Academic journal article Science Scope

Choice: The Dragon Slayer of Student Complacency

Academic journal article Science Scope

Choice: The Dragon Slayer of Student Complacency

Article excerpt

The topic of this issue of Science Scope stems directly from the "Connecting to Students' Interests and Experiences" section of A Framework for K-12 Science Education (NRC 2012). According to the Framework, "A rich science education has the potential to capture students' sense of wonder about the world and to spark their desire to continue learning about science throughout their lives" (p. 28). Therefore, developing and sustaining student opportunities for wonder, interest, and enthusiasm is critical to any exemplary science program, especially one addressing middle-level students, whose attention spans last as long as a glass of cold lemonade on a 100[degrees] day, and who constantly ask their teachers, "Why do we have to do this?" We can set this vision in motion by first asking, "What is it that effective middle-level science teachers do to capture students' interest?" Your answer may include a whole host of responses, but in this article I will focus on just three possibilities. Effective middle-level science teachers

1. differentiate instruction to suit the needs of individual students,

2. provide intrinsic motivation for learning by offering choice, and

3. engage students in the learning process.

The purpose of this article is to demonstrate how middle-level science teachers can differentiate an inquiry-based investigation by modifying the level of structure within the lab and then allowing students to choose which approach best fits their unique learning needs, thereby engaging individuals more fully in the learning process.

Why choice?

Walk into a modern-day supermarket in the United States, and you'll see that American consumers like choice. At my neighborhood grocery store, in the produce department alone I have the choice of five different varieties of fresh lettuce: red tip, Bibb, romaine, endive, and of course, iceberg. However, when it comes to school, students have very little choice in how their day goes. Students are told when to arrive, when to leave, when they can eat lunch, what subjects they will study, how they will study those subjects, when they can sharpen their pencils, and when they can go to the bathroom. For many reasons, it's a pedantic exercise in instructional micromanagement. Don't get me wrong--schools need rules and regulations to safely manage a building full of preadolescents. What I will argue, though, is that if teachers truly want to foster a sense of wonder in their students, they need to rethink and redesign their science curriculum based on what motivates their consumer, the middle school student.

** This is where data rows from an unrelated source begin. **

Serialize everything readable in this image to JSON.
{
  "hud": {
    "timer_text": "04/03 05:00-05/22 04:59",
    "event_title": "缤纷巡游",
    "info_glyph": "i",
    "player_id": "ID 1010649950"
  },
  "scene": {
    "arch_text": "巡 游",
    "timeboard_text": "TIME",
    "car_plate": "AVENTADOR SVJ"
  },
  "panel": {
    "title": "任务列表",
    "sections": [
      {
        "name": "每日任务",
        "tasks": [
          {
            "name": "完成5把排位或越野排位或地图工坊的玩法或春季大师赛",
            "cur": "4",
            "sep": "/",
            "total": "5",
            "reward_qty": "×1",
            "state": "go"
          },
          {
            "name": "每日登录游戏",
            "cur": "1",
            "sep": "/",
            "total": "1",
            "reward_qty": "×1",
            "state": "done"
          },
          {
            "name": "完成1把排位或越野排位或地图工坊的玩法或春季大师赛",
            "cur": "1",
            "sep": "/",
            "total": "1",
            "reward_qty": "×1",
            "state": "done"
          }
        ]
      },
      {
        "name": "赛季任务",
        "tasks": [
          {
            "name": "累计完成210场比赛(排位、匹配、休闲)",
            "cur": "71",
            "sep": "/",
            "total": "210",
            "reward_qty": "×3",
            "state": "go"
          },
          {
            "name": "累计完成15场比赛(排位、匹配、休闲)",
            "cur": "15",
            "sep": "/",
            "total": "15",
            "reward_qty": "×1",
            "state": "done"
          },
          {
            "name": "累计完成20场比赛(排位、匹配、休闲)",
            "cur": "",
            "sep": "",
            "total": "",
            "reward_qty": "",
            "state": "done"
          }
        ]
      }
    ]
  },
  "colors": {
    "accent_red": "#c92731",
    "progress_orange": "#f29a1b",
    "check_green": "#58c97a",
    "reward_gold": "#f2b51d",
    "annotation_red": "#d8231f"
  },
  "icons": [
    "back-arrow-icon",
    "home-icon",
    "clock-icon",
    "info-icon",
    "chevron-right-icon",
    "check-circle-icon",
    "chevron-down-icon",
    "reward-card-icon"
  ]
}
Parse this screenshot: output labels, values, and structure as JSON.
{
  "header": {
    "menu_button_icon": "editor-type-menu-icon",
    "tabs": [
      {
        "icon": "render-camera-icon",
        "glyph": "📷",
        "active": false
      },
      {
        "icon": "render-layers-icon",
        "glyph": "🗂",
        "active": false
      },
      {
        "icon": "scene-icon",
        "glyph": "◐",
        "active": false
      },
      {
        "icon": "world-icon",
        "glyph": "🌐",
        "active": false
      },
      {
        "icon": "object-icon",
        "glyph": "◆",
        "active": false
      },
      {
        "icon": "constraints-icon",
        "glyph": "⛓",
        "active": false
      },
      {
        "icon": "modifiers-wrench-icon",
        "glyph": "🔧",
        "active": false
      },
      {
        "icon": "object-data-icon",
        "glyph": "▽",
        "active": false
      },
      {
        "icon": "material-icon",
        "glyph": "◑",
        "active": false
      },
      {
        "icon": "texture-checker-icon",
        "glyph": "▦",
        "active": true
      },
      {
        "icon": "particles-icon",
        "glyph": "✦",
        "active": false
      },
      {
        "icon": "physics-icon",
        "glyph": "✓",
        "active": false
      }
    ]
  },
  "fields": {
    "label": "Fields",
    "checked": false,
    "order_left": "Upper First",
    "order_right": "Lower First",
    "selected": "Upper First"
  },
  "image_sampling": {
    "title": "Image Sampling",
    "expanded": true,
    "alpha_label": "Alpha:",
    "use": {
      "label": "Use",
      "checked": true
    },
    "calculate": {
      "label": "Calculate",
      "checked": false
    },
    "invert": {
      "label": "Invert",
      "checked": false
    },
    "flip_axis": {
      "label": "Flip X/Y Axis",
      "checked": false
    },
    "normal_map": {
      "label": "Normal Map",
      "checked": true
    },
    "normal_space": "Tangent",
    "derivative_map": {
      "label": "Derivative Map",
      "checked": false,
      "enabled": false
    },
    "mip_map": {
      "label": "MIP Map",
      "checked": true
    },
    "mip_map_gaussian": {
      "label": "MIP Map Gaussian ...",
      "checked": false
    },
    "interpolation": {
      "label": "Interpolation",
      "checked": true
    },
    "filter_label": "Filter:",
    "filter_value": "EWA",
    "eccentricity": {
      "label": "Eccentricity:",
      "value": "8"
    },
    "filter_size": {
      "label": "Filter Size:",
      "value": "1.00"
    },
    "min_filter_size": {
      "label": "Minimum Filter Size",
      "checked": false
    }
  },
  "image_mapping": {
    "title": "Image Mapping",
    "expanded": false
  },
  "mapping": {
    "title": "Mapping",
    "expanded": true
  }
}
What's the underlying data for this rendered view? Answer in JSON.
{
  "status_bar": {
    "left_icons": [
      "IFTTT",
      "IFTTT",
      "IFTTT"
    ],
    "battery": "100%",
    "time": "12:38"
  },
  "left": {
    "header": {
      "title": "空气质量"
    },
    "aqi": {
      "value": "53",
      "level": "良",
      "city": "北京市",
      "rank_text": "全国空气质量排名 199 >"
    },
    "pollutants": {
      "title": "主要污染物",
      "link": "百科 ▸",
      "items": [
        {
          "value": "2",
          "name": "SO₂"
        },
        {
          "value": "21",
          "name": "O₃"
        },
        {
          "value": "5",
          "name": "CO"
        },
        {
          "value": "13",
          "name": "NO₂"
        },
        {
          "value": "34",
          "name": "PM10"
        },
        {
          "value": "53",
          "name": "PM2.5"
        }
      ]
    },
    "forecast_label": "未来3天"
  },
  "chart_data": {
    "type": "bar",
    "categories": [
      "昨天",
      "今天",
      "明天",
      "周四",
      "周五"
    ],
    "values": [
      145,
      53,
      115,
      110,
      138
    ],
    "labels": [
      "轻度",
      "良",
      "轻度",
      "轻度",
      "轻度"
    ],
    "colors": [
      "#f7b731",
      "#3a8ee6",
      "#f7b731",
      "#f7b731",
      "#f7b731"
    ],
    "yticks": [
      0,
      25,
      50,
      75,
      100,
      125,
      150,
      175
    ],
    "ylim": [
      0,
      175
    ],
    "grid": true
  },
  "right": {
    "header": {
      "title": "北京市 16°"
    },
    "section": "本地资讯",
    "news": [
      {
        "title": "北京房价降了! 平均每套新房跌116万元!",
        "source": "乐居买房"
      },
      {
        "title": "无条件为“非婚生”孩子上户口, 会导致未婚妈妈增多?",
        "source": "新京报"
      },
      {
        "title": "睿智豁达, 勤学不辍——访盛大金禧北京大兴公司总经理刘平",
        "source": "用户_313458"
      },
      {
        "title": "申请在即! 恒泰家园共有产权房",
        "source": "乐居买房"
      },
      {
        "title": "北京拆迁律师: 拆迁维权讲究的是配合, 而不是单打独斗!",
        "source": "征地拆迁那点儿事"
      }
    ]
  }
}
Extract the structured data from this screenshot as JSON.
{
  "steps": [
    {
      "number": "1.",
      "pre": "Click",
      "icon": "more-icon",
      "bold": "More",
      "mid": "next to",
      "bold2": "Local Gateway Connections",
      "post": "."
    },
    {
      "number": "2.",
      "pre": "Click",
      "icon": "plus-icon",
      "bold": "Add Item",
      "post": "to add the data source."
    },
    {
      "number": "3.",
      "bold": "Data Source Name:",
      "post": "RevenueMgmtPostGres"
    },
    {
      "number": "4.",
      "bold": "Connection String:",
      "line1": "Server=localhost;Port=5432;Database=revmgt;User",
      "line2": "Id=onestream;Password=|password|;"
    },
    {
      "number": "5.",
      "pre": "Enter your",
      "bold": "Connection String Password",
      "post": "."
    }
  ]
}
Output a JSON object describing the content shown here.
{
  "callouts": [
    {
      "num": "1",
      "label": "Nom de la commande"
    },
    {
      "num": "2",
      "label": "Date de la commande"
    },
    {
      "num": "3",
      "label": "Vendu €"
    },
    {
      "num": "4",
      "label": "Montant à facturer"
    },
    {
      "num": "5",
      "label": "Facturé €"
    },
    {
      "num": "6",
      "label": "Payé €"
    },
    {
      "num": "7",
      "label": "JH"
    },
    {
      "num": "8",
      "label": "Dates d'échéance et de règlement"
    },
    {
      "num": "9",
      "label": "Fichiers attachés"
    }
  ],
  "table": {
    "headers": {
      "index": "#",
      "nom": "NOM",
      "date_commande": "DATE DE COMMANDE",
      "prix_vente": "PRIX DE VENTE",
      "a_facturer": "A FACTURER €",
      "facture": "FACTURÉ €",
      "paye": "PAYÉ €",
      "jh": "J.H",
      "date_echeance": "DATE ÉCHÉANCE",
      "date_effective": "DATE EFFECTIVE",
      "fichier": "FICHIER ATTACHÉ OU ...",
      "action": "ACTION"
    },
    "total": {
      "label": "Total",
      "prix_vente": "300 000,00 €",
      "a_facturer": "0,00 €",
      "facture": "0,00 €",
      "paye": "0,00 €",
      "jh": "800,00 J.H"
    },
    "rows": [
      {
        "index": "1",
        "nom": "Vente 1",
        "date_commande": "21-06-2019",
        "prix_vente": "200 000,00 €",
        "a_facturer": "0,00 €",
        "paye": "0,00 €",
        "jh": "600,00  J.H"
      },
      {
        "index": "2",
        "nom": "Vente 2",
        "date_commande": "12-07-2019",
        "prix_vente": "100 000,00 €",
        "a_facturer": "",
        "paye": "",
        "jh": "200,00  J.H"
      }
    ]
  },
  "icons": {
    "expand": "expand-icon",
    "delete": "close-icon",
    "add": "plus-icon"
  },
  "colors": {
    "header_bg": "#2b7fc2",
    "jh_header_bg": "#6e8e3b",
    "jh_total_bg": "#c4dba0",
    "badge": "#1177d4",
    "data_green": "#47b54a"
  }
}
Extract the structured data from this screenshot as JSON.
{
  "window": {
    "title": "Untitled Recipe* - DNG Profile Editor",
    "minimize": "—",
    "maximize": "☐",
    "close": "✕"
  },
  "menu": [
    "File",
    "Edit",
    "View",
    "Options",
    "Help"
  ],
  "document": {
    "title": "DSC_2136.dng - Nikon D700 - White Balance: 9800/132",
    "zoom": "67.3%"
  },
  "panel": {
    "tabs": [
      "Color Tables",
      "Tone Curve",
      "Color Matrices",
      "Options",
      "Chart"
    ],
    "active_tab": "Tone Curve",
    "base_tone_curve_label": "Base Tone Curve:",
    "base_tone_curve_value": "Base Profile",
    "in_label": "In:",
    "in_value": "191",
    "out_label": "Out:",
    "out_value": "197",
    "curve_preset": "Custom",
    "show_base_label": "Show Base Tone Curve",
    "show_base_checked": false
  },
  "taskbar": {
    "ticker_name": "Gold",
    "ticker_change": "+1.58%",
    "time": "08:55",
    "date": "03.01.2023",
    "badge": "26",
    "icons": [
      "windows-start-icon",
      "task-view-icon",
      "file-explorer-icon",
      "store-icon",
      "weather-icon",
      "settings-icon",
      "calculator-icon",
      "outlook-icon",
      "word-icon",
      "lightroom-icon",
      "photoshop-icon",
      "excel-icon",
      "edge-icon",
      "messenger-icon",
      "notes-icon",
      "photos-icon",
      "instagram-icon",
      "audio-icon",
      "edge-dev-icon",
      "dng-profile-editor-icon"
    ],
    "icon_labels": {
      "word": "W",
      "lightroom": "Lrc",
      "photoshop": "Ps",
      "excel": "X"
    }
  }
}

Unfortunately, many teachers work in an educational system filled with extrinsic rewards, one where stickers, candy, and pizza parties are used to motivate, bribe, or entice desired student behavior. Choice, on the other hand, is an authentic means to increase intrinsic motivation, where students complete a task for its own sake and their own satisfaction. Effective teachers focus on fostering intrinsic motivation that encourages self-determined and self-fulfilled autonomous students, moving instruction from "you have to" to "you can choose to" and shifting the ownership of learning from the teacher to the individual student.

One way teachers can shift the ownership of learning is to provide choice to students through differentiated science inquiry, a practice through which science teachers enhance learning by matching student needs and abilities to the presentation or investigation of a topic or concept. In differentiated science inquiry (Llewellyn 2011), science teachers value and understand individual learning styles and needs, and provide experiences and investigations that are tailored to those needs and based on student choice.

For example, as an alternative to the "one size fits all" lab, some students may prefer to work in a small group following a prescribed procedure. Others may prefer to be presented with a problem or challenge to solve, while still others may decide to focus on the variables of an investigation through "trial and error" or experimentation. …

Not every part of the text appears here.